Hong Kong’s Securities and Futures Commission (SFC) launched a Facebook page yesterday with a campaign to warn the public about the increasing use of social media platforms to defraud investors, according to a statement from the regulator.
These social media platforms include Facebook, WeChat, Whatsapp, Telegram and even online dating platform, Tinder, the SFC said on a Facebook post.
Investors are urged to be wary when offered “inside information” or investment tips online, particularly when strangers on social media promote small-cap or less liquid stocks. These scams are often part of “ramp and dump” schemes which can result in the collapse of a listed company’s share price.

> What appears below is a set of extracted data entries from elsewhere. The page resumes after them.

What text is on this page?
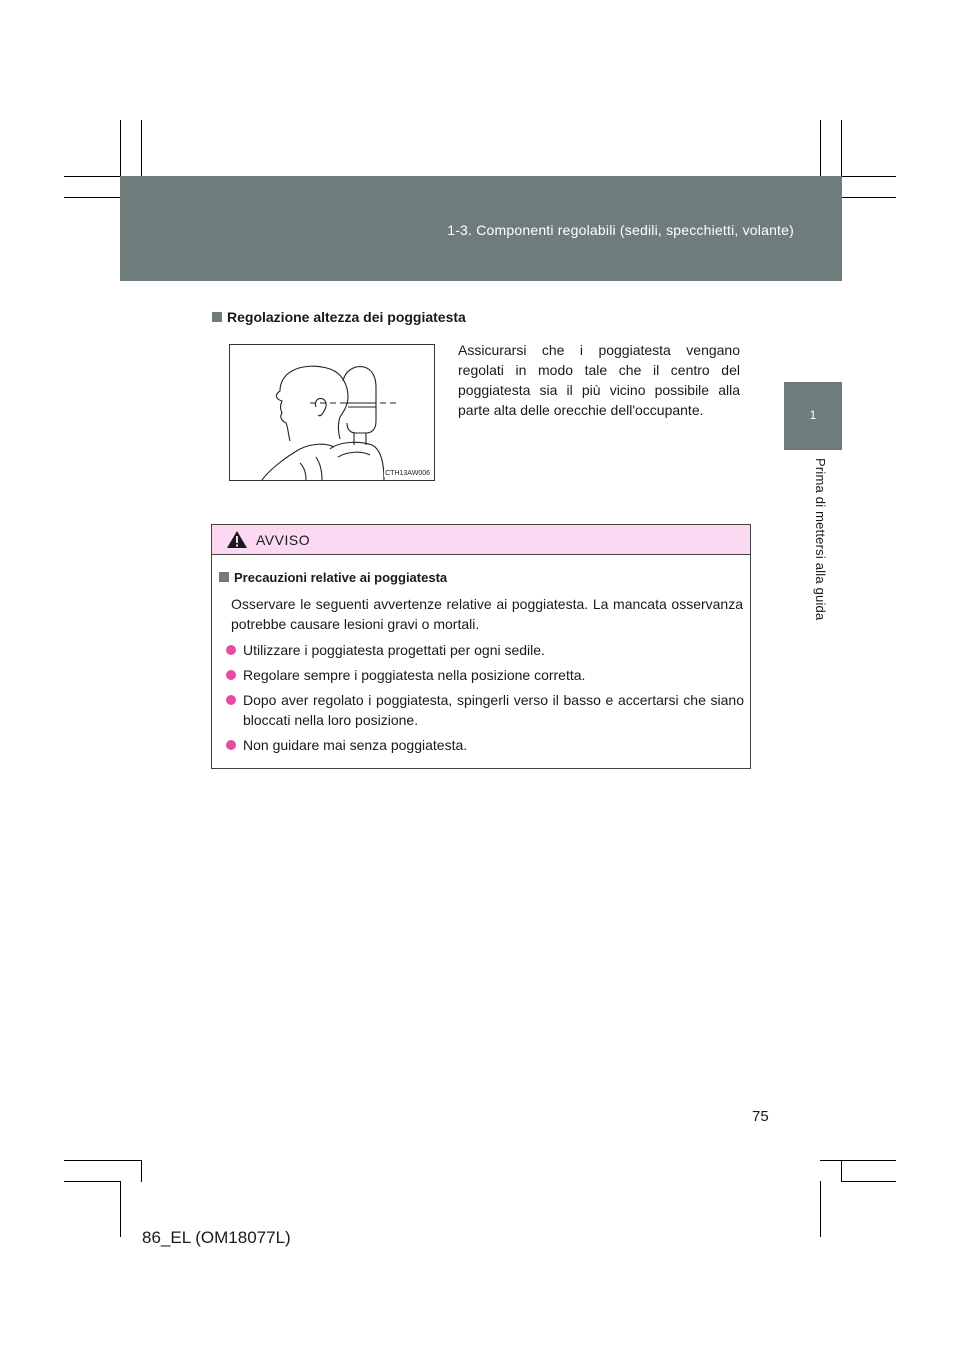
1-3. Componenti regolabili (sedili, specchietti, volante)
1
Prima di mettersi alla guida
Regolazione altezza dei poggiatesta
CTH13AW006
Assicurarsi che i poggiatesta vengano regolati in modo tale che il centro del poggiatesta sia il più vicino possibile alla parte alta delle orecchie dell'occupante.
AVVISO
Precauzioni relative ai poggiatesta
Osservare le seguenti avvertenze relative ai poggiatesta. La mancata osservanza potrebbe causare lesioni gravi o mortali.
Utilizzare i poggiatesta progettati per ogni sedile.
Regolare sempre i poggiatesta nella posizione corretta.
Dopo aver regolato i poggiatesta, spingerli verso il basso e accertarsi che siano bloccati nella loro posizione.
Non guidare mai senza poggiatesta.
75
86_EL (OM18077L)
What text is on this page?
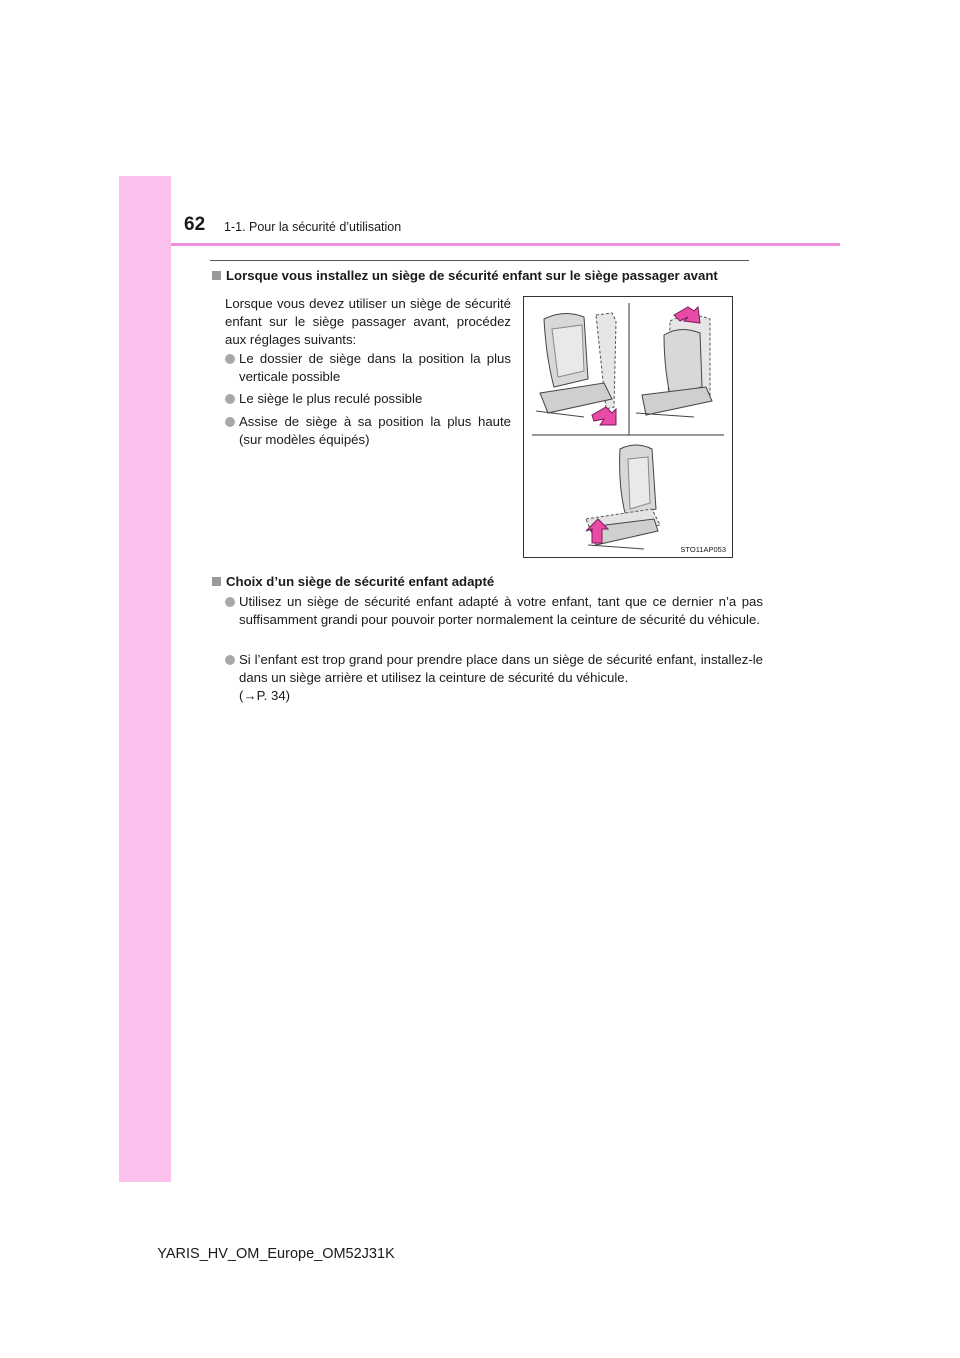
62 1-1. Pour la sécurité d’utilisation

Lorsque vous installez un siège de sécurité enfant sur le siège passager avant

Lorsque vous devez utiliser un siège de sécurité enfant sur le siège passager avant, procédez aux réglages suivants:

Le dossier de siège dans la position la plus verticale possible
Le siège le plus reculé possible
Assise de siège à sa position la plus haute (sur modèles équipés)
STO11AP053

Choix d’un siège de sécurité enfant adapté

Utilisez un siège de sécurité enfant adapté à votre enfant, tant que ce dernier n’a pas suffisamment grandi pour pouvoir porter normalement la ceinture de sécurité du véhicule.
Si l’enfant est trop grand pour prendre place dans un siège de sécurité enfant, installez-le dans un siège arrière et utilisez la ceinture de sécurité du véhicule.
(→P. 34)

YARIS_HV_OM_Europe_OM52J31K
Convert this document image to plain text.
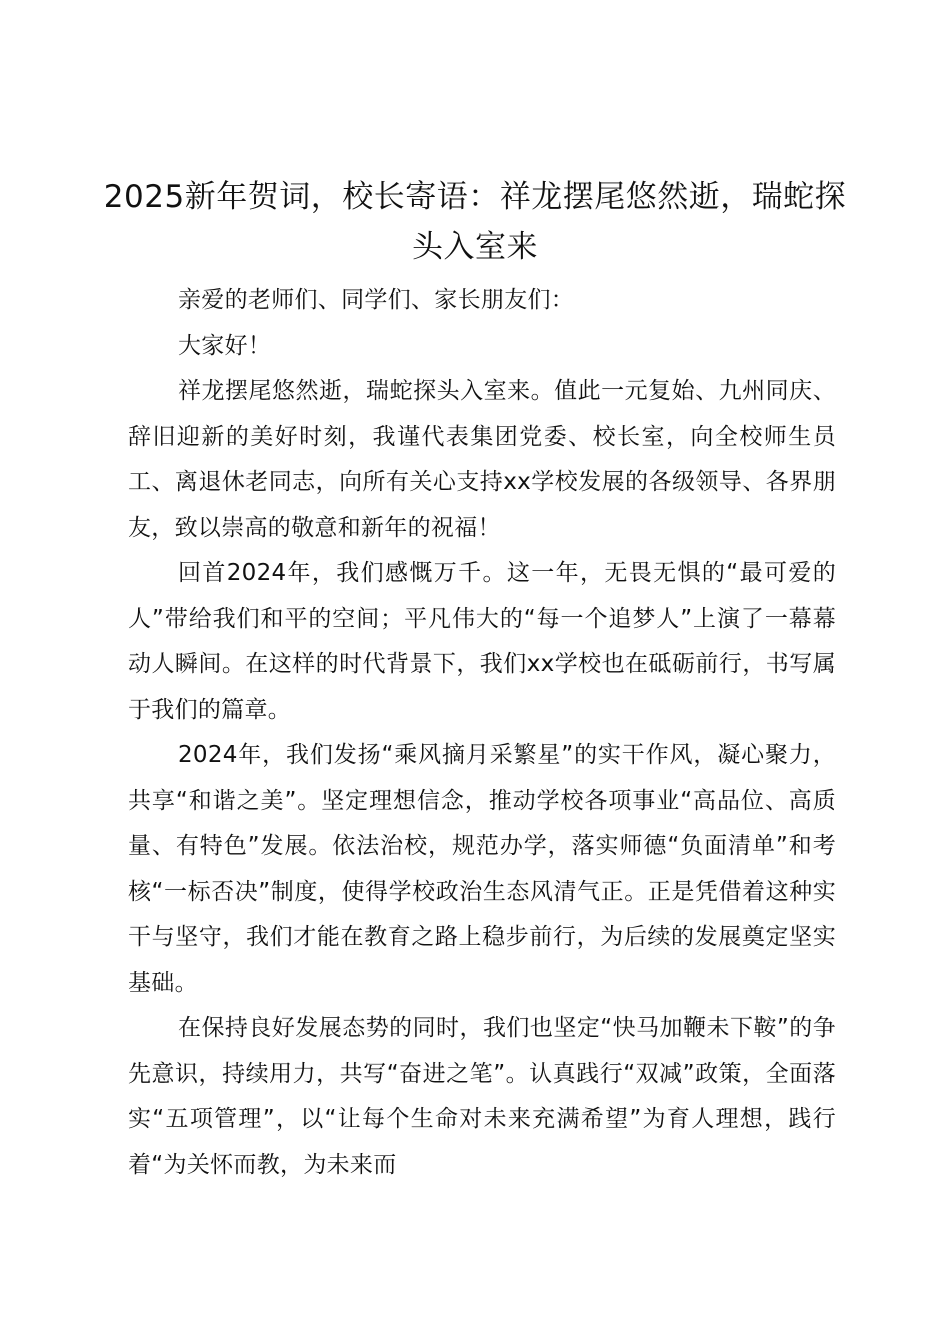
2025新年贺词，校长寄语：祥龙摆尾悠然逝，瑞蛇探头入室来

亲爱的老师们、同学们、家长朋友们：

大家好！

祥龙摆尾悠然逝，瑞蛇探头入室来。值此一元复始、九州同庆、辞旧迎新的美好时刻，我谨代表集团党委、校长室，向全校师生员工、离退休老同志，向所有关心支持xx学校发展的各级领导、各界朋友，致以崇高的敬意和新年的祝福！

回首2024年，我们感慨万千。这一年，无畏无惧的“最可爱的人”带给我们和平的空间；平凡伟大的“每一个追梦人”上演了一幕幕动人瞬间。在这样的时代背景下，我们xx学校也在砥砺前行，书写属于我们的篇章。

2024年，我们发扬“乘风摘月采繁星”的实干作风，凝心聚力，共享“和谐之美”。坚定理想信念，推动学校各项事业“高品位、高质量、有特色”发展。依法治校，规范办学，落实师德“负面清单”和考核“一标否决”制度，使得学校政治生态风清气正。正是凭借着这种实干与坚守，我们才能在教育之路上稳步前行，为后续的发展奠定坚实基础。

在保持良好发展态势的同时，我们也坚定“快马加鞭未下鞍”的争先意识，持续用力，共写“奋进之笔”。认真践行“双减”政策，全面落实“五项管理”，以“让每个生命对未来充满希望”为育人理想，践行着“为关怀而教，为未来而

A ramp and dump scam is a form of stock market manipulation where fraudsters use different means to ramp up the share price of a listed company and then “dump” the shares to other investors at an artificially high price. These scams normally take place in three stages: cornering and ramping, offloading and dumping, according to the regulator’s Enforcement Reporter report.
An increasing number of retail investors have fallen victim to ramp and dump scams conducted through popular social media platforms. These scams account for about 20% of the market manipulation cases currently under investigation by the SFC, the report noted.
Gaining trust
To convince investors to buy shares, the fraudsters or their accomplices may patiently work to establish a relationship with them on social media by making frequent contact on the pretext of friendship or romance, according to the Enforcement report.
Once a relationship is established, the fraudsters may claim that they have inside information about a listed company and use the promise of guaranteed profits to induce the investors to buy the shares at an inflated price.
In some cases, scammers have also impersonated well-known investment advisors and popular market commentators to draw victims into the scheme. Some fraudsters set up investment groups on social media platforms and claim to offer investment tips or inside information to induce investors to join. The fraudsters may identify themselves as “investment masters” or “investment teachers”.
“Cracking down on organised investment fraud on online platforms is a high priority,” Ashley Alder, SFC’s CEO said on the website page.
“To avoid falling victim to these scams, the public must be vigilant when offered unsolicited investment advice or tips on social media,” he added.